Lord Thomas of Cwmgiedd
Main Page: Lord Thomas of Cwmgiedd (Crossbench - Life peer)Department Debates - View all Lord Thomas of Cwmgiedd's debates with the Scotland Office
(6 years, 9 months ago)
Lords ChamberThis is a timely debate, and I shall deal with only one of the questions posed, namely the one about disclosure. I do so because this problem ought to have been solved many years ago. It is the continuing failure to solve it that I shall concentrate on.
Essentially, the one point I wish to make is that the law in relation to disclosure is clear, simple and fair: fair to the defendant and to the complainant or victim. What has gone wrong, however, is the successive failure, over many years, in implementing the law and having proper procedures on the part of the CPS and, more particularly, the police, to ensure that the law is complied with.
I will elaborate a little on this. The law was set out in the 1996 Act and is clear, with its codes of practice and the Criminal Procedure Rules that have been made alongside it. There were, however, issues, and in 2011 the noble and learned Lord, Lord Judge, the then Lord Chief Justice, appointed Lord Justice Gross to look into the entire system. He looked at what happened in the United States and in continental countries to see if we could learn anything. He came back with a very clear recommendation that no legislative change was needed but that a great improvement was needed in how it was handled in this country. In particular, he recommended that there should be a proper recognition of the consequences of the electronic and digital age. In 1996, it is fair to say, the proliferation of documents could not have been anticipated. The focus of Lord Justice Gross’s excellent report was the problem that had arisen in serious fraud and similar cases. He was not concerned with the problem that has come to the fore recently.
As a result of Lord Justice Gross’s report, in December 2013 the then Attorney-General, Mr Dominic Grieve, issued a further guidance on disclosure. At the same time I, as the then Lord Chief Justice, issued, with him, an agreed protocol for dealing with unused material. We both emphasised that the proper disclosure of unused material, made through a rigorous and carefully considered application of the law, remains a crucial part of a fair trial and essential to avoiding miscarriages of justice.
We both realised that there was no point in these fine words and fine documents without putting in place a system of training and explaining what should happen. That was undertaken. However, as the noble and learned Lord, Lord Morris of Aberavon, has mentioned, it became apparent in 2015 that what had been hoped for was not being done. Part of the explanation may be a huge rise and change in the use of social media in sexual cases. In the old days you had very little by way of disclosure; now, you have massive amounts. From my experience of reading through it, what is exchanged on social media came as a great surprise to many of my age. It is, however, critical, because it shows how the relationship is and, in particular, what may have happened.

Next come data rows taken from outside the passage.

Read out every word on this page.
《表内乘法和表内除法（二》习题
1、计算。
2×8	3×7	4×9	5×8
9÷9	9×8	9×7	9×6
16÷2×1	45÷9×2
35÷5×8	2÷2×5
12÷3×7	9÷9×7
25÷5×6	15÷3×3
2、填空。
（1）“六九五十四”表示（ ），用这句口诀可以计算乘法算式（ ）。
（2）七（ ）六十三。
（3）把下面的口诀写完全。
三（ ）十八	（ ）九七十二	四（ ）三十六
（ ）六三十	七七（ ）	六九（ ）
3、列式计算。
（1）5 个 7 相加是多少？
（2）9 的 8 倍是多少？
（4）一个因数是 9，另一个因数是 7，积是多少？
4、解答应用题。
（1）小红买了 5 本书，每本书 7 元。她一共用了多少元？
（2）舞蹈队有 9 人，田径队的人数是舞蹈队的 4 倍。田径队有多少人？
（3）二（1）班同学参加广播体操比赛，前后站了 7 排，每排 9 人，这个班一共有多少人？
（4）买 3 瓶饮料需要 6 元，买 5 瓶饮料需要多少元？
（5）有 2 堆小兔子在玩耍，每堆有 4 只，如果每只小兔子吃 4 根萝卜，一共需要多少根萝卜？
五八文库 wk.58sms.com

In the case to which the noble and learned Lord referred, it was clear—as the trial judge found—that there had been gross incompetence on the part of the police officer. As we caused inquiries to be made of the chief crown prosecutor and the chief constable, it was clear that the fault was systemic. At the end of the judgment we said, in the court, after referring to another 2015 case, that we hoped that that case, and this one, would receive the closest study by the chief crown prosecutors and the chief constables, as there should be no recurrence of failures of this kind by either the CPS or any police force. That was more than two and a half years ago.

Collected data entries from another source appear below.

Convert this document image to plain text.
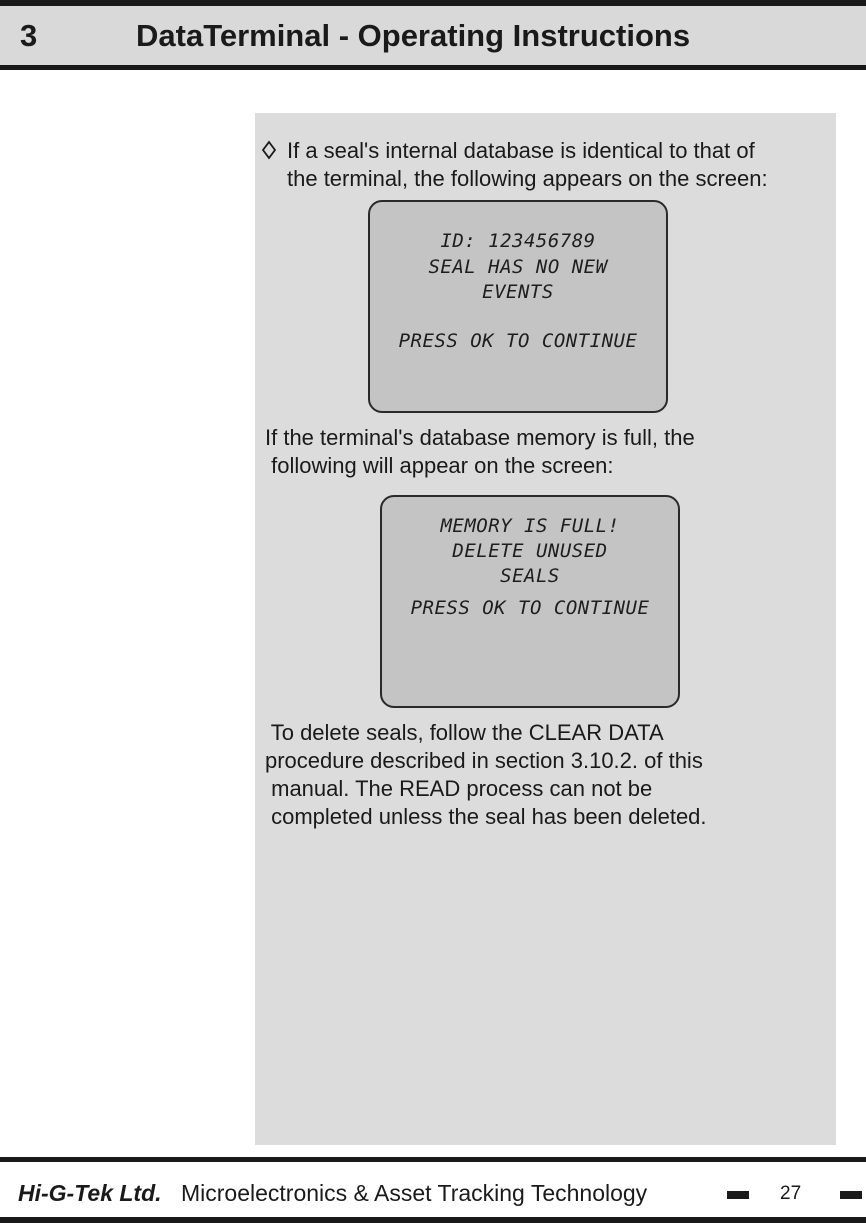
3	DataTerminal - Operating Instructions
If a seal's internal database is identical to that of
the terminal, the following appears on the screen:
ID: 123456789
SEAL HAS NO NEW
EVENTS
PRESS OK TO CONTINUE
If the terminal's database memory is full, the
following will appear on the screen:
MEMORY IS FULL!
DELETE UNUSED
SEALS
PRESS OK TO CONTINUE
To delete seals, follow the CLEAR DATA
procedure described in section 3.10.2. of this
manual. The READ process can not be
completed unless the seal has been deleted.
Hi-G-Tek Ltd. Microelectronics & Asset Tracking Technology	27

We considered asking the Criminal Procedure Rule Committee to see if some kind of supervision could be imposed by the courts, in imposing sanctions for a failure to comply with the law. It was thought, however, and resolved by the Criminal Procedure Rule Committee that this would be impractical and have collateral consequences.
Two noble Lords who spoke earlier referred to the report of the Crown Prosecution Service Inspectorate and HM Inspectorate of Constabulary. It is an excellent report, conducted by two people of great experience. Their conclusion is so important that it is worth reading in full—it is a short paragraph:
“Non-compliance with the disclosure process is not new and has been common knowledge amongst those engaged within the criminal justice system for many years and it is difficult to justify why progress has not previously been made in volume crime cases. Until the police and CPS take their responsibilities in dealing with disclosure in volume cases more seriously, no improvement will result in the likelihood of a fair trial can be jeopardised”.
The report set out a number of recommendations. It was six months to the day that the report was published, and various things should have been done within six months.
I therefore very much hope that the Minister will obtain from each chief constable and each chief crown prosecutor what has been done. We can no longer continue this failure of accountability. There is a very broad issue to which the noble Lord, Lord Beith, referred about the accountability of the relationship. Time does not permit that but what we must surely do is to have concrete action on the accountability of chief constables, who really are not accountable for this matter, and much closer scrutiny of what is happening in the CPS. I very much hope that the Minister will undertake this task and put before the House the responses of the chief constables as to what they have done. It is a disgrace—I do not use that word lightly—that this problem has been left unresolved for so long.